Riservatissimo circa la sua vita privata, Angela ha parlato poi dei suoi tre figli ormai adulti – Riccardo (27), Edoardo (26) e Alessandro (21) – avuti dal matrimonio con la moglie Monica. “Solo quando se ne vanno ti accorgi del momento incredibile che hai vissuto eppure non sapevi di viverlo”, ha ammesso. “I figli sono questo: un momento di quotidianità irripetibile, ma scopri che è irripetibile quando non ci sono più. Consiglio a tutti di assaporare anche i litigi, anche i momenti meno semplici”. Il suo consiglio sulla genitorialità è netto: “Ai ragazzi, ai figli, non bisogna mai dire quello che devono fare. È sbagliatissimo“. E ha aggiunto: “Fin da quando sono bambini bisogna anche spiegare i no perché il no secco crea un muro. Come dicono gli inglesi: presence, not presents, presenza, non regali“. L’insegnamento più grande, però, l’ha ricevuto dal padre: “Quello di fare le cose in silenzio e con altissima qualità: essere disciplinati, lavorare tanto, umilmente, sempre con la testa bassa”.

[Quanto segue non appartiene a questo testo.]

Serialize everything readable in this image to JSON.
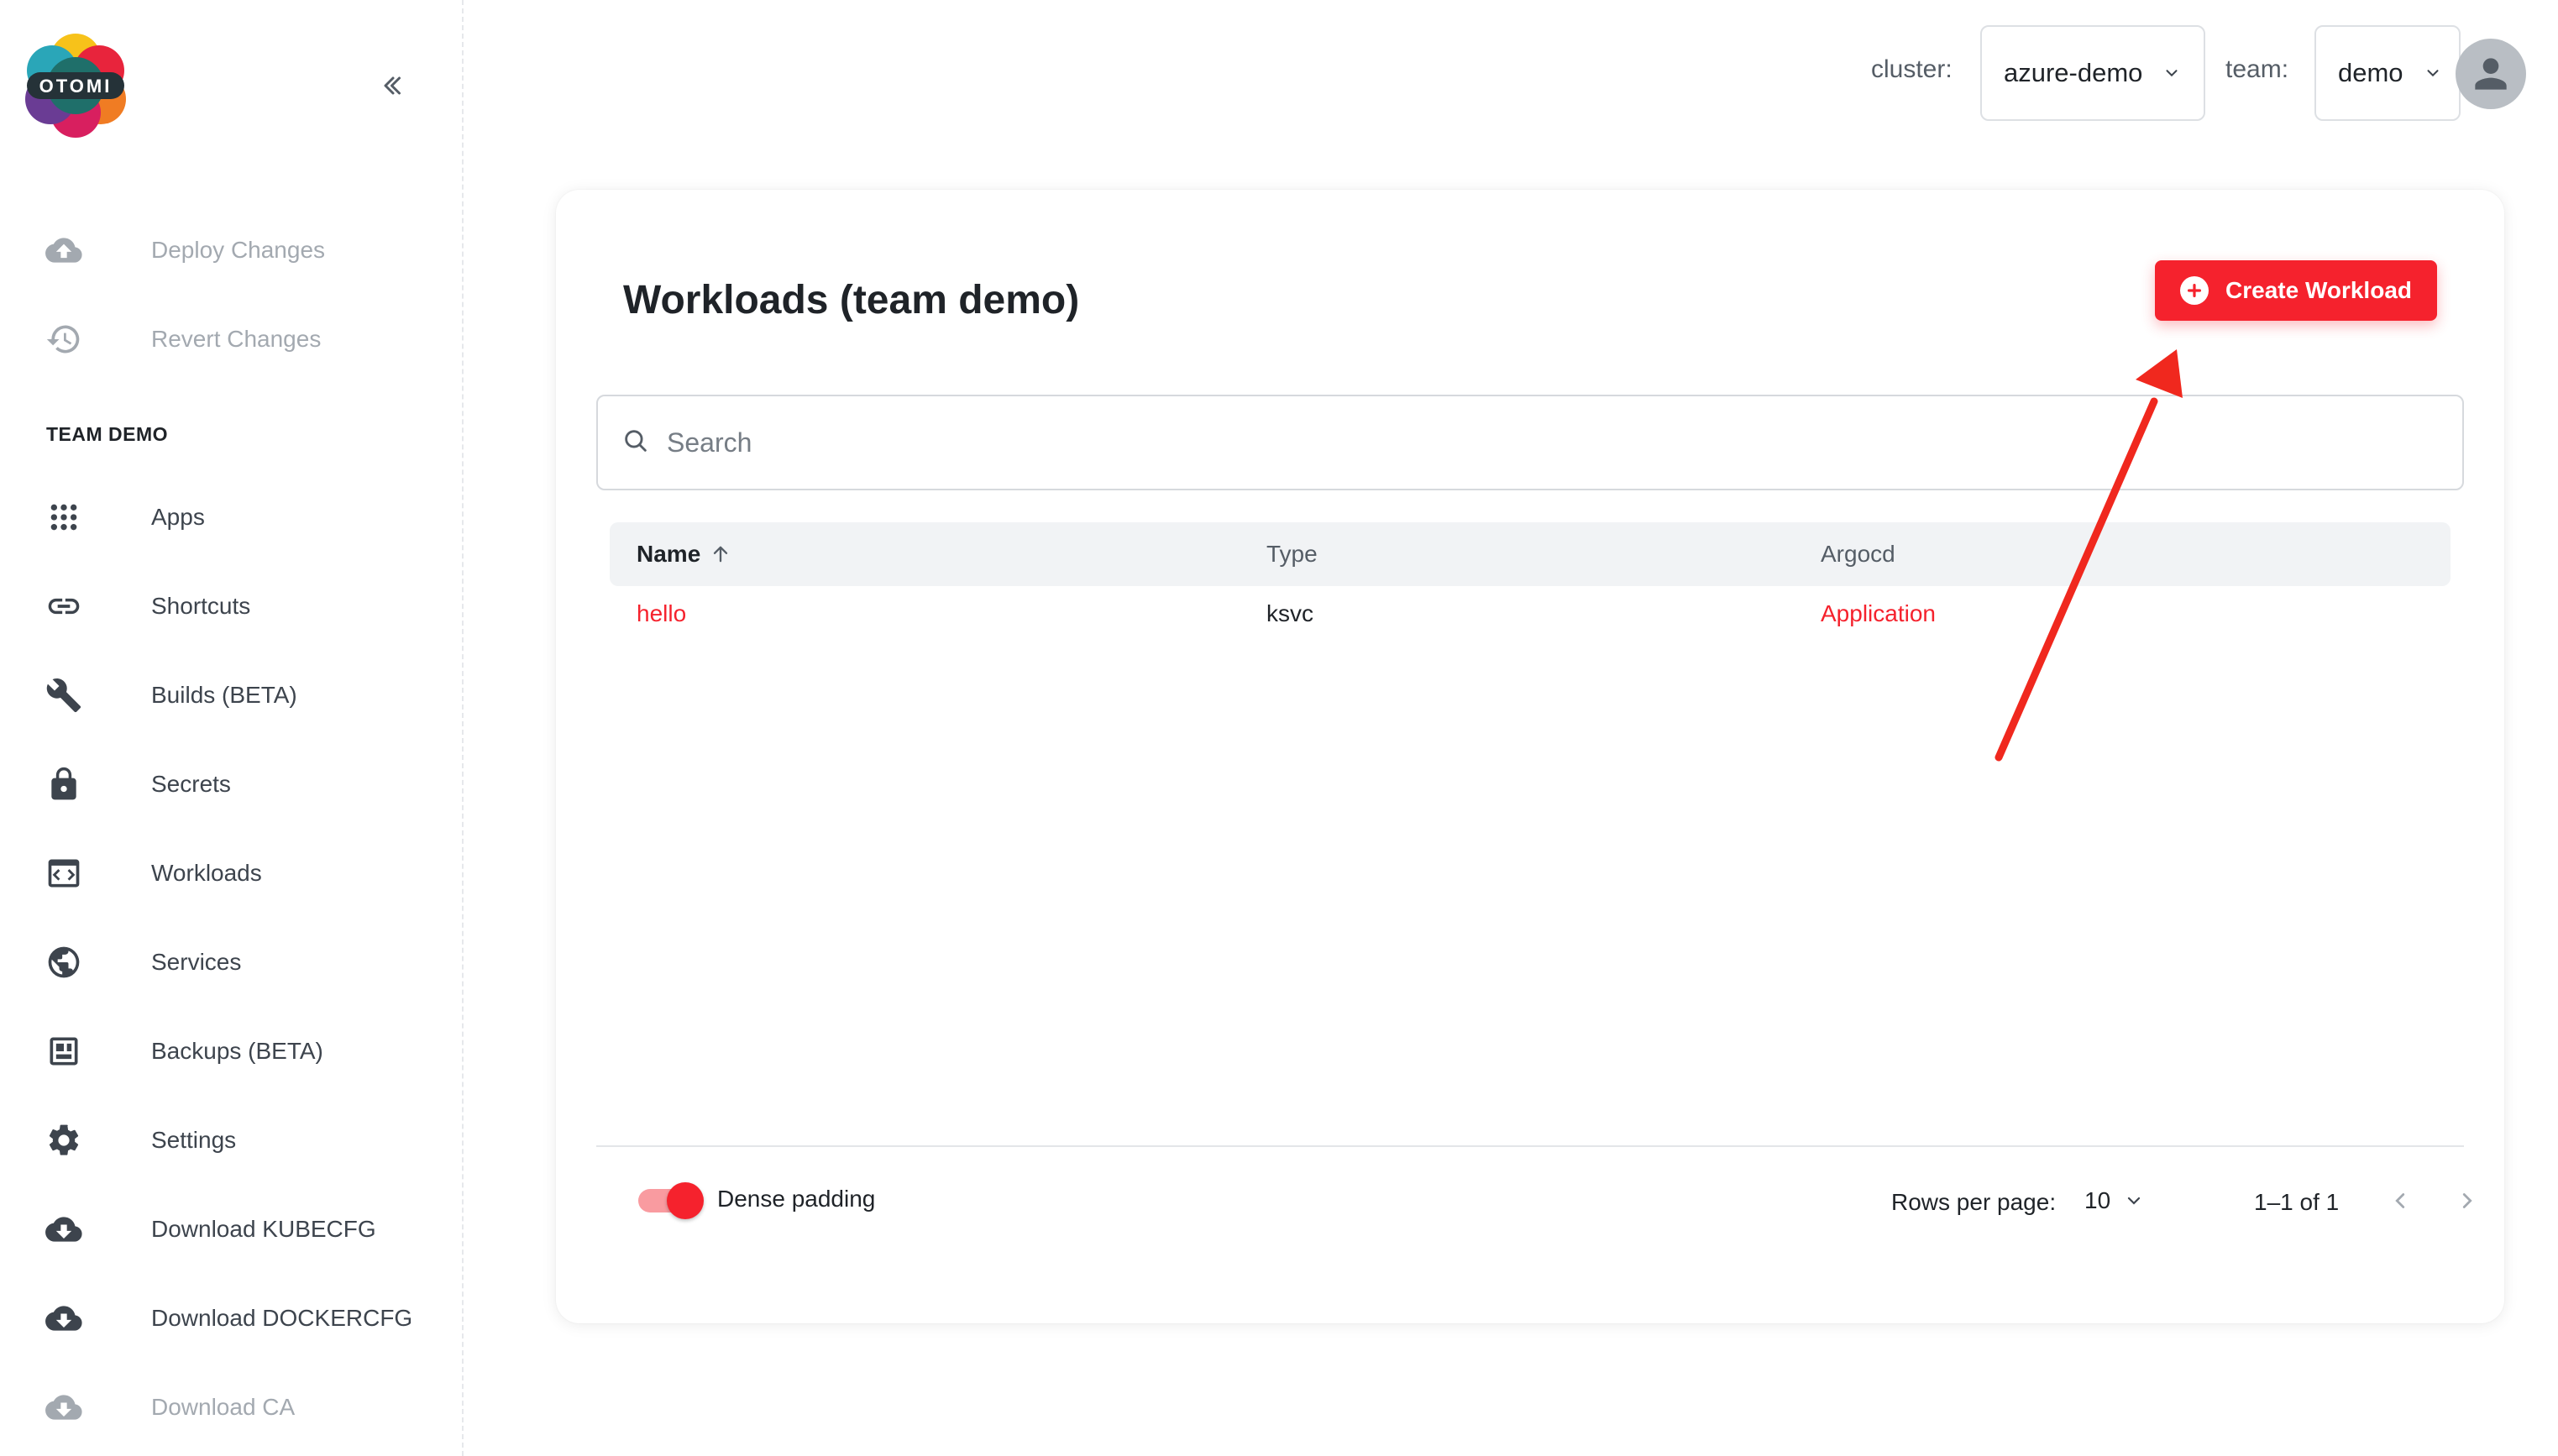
{
  "brand": {
    "logo_text": "OTOMI"
  },
  "sidebar": {
    "actions": [
      {
        "label": "Deploy Changes",
        "icon": "cloud-upload-icon",
        "disabled": true
      },
      {
        "label": "Revert Changes",
        "icon": "history-icon",
        "disabled": true
      }
    ],
    "section_title": "TEAM DEMO",
    "items": [
      {
        "label": "Apps",
        "icon": "apps-grid-icon"
      },
      {
        "label": "Shortcuts",
        "icon": "link-icon"
      },
      {
        "label": "Builds (BETA)",
        "icon": "wrench-icon"
      },
      {
        "label": "Secrets",
        "icon": "lock-icon"
      },
      {
        "label": "Workloads",
        "icon": "workloads-icon"
      },
      {
        "label": "Services",
        "icon": "globe-icon"
      },
      {
        "label": "Backups (BETA)",
        "icon": "backup-icon"
      },
      {
        "label": "Settings",
        "icon": "gear-icon"
      },
      {
        "label": "Download KUBECFG",
        "icon": "cloud-download-icon"
      },
      {
        "label": "Download DOCKERCFG",
        "icon": "cloud-download-icon"
      },
      {
        "label": "Download CA",
        "icon": "cloud-download-icon",
        "disabled": true
      }
    ]
  },
  "header": {
    "cluster_label": "cluster:",
    "cluster_value": "azure-demo",
    "team_label": "team:",
    "team_value": "demo"
  },
  "main": {
    "title": "Workloads (team demo)",
    "create_button": "Create Workload",
    "search_placeholder": "Search",
    "columns": [
      "Name",
      "Type",
      "Argocd"
    ],
    "rows": [
      {
        "name": "hello",
        "type": "ksvc",
        "argocd": "Application"
      }
    ],
    "footer": {
      "dense_padding_label": "Dense padding",
      "dense_padding_on": true,
      "rows_per_page_label": "Rows per page:",
      "rows_per_page_value": "10",
      "range_text": "1–1 of 1"
    }
  },
  "colors": {
    "accent": "#f5222d",
    "annotation_arrow": "#f0281e",
    "sidebar_icon": "#3d444d",
    "disabled": "#a3a9b0"
  }
}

L’intervista è anche l’occasione per presentare il suo nuovo libro, Cesare. La conquista dell’eternità, e la sua ultima fatica televisiva prossimamente in onda su Rai 1, Stanotte a Torino: “Torino è stata capitale d’Italia… Oggi ha smesso di guardare al suo passato e guarda al futuro. E credo che sia un insegnamento per tutti noi, anche per i nostri ragazzi”. Un messaggio di fiducia rivolto ai giovani, esortandoli a non abbattersi: “Cesare ti fa capire che bisogna credere in sé stessi, che non bisogna abbattersi di fronte alle intemperie e alle difficoltà, anche se non arriva subito un buon risultato”.